Main tendue en périphérie

Brabant flamand: "Carrefour", le magazine des francophones, interpelle les néerlandophones.

Christian Laporte
maison communale de linkebeek
maison communale de linkebeek ©Benedicte Maindiaux

La N-VA et le Vlaams Belang n’admettront jamais face à leurs électeurs les plus "vlaamsvoelend" qu’une pacification communautaire émerge en périphérie bruxelloise. Pourtant certains signes ne trompent pas. Voilà que "Carrefour" tend la main aux néerlandophones pour ses 30 ans! Le magazine fut de fait porté sur les fonts baptismaux en 1984. Une genèse nullement liée au roman de Georges Orwell. "Mais la coïncidence méritait d’être relevée", expliquent ses fondateurs. "C’est pour briser les totalitarismes, même et surtout s’ils ne sont que locaux et rampants qu’est né ‘Carrefour’"... En juin 1984 trois Rhodiens - l’historien Michel Maziers, le professeur Jean-Jacques Quisquater (UCL) et notre confrère Alain Carlier (RTBF) - démarraient bénévolement la saga d’un périodique francophone toutes boîtes destiné d’abord aux habitants des communes du sud de Bruxelles. Les débuts furent modestes : l’insertion d’une page, la dernière, dans le périodique rhodien flamand Rinfo. On y fit part des activités de l’Association culturelle de Rhode et de quelques cercles et associations sportives et de jeunesse. Il fallut cinq heures pour la confectionner! "Il y avait notre inexpérience mais aussi le souci de respecter les sacro-saints équilibres politico-philosophiques car nous sommes en Belgique", commente Michel Maziers.
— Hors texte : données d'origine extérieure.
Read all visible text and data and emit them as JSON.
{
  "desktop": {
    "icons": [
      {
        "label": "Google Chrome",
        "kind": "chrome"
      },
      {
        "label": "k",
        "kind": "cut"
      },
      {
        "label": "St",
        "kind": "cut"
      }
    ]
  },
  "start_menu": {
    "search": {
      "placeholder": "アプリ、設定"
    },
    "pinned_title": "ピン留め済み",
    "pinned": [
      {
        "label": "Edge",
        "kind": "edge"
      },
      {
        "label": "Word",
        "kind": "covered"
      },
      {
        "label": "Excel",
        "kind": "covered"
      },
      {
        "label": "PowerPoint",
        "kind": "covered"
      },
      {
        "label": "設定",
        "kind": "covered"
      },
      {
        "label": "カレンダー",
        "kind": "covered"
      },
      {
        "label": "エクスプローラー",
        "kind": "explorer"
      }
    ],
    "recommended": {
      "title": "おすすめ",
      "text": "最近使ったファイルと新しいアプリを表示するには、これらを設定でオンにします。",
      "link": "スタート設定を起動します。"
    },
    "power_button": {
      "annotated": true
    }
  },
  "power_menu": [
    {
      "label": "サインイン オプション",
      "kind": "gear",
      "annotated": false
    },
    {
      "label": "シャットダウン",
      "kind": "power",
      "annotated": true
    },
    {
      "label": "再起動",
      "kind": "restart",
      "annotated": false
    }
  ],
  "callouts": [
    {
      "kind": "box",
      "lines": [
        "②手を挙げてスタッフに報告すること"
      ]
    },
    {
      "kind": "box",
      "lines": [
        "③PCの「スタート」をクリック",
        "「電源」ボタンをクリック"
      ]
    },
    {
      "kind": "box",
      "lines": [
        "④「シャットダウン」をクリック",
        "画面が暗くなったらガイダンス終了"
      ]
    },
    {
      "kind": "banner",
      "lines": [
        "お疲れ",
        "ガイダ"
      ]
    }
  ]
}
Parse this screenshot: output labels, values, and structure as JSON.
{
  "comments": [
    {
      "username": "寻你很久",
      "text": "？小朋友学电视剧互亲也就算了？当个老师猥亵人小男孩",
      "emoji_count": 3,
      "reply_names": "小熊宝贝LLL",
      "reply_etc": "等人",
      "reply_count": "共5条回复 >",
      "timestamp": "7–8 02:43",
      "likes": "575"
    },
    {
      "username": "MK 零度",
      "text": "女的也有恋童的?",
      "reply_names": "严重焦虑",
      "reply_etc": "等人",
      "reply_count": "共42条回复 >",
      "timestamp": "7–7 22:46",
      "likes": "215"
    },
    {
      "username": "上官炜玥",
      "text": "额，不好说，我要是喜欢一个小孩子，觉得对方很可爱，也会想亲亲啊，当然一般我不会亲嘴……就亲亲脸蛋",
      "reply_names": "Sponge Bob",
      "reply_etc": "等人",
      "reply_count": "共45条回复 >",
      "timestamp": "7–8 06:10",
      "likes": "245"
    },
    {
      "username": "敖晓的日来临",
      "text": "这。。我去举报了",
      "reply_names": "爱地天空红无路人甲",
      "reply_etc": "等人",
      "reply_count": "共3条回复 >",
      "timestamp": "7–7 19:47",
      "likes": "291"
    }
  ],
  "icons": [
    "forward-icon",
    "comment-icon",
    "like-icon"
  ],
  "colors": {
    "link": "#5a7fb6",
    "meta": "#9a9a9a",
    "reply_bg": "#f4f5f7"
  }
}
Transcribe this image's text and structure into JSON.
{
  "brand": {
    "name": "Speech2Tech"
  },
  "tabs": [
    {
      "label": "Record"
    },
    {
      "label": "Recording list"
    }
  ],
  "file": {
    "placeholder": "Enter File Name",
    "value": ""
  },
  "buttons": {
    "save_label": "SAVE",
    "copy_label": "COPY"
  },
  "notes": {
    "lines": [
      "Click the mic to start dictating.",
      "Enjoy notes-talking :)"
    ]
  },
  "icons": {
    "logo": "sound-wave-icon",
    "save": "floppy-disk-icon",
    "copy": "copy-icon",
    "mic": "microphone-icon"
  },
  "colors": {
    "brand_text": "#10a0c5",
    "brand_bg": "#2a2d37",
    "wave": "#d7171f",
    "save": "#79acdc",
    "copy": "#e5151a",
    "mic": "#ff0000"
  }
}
L’éditeur flamand mis sous pression

Au fil des numéros, les demandes d’insertion de communes voisines se multiplièrent mais aussi les réactions courroucées et inquiétantes de certains défenseurs du sol flamand... Résultat: les trois initiateurs ont dû voler de leurs propres ailes pour ne pas causer davantage d’ennuis à Pierre Depessemier, l’éditeur de Rinfo qui était sans conteste un homme ouvert. Ironie de l’histoire: le trio francophone ne remerciera jamais assez les flamingants dont les intimidations les amenèrent à sortir en juin 1985 leur premier numéro indépendant.

"Sans eux, nous n’aurions jamais osé lancer notre magazine indépendant, dans tous les sens du terme, puisque son financement proviendrait dorénavant de la publicité commerciale et du soutien de plusieurs associations culturelles."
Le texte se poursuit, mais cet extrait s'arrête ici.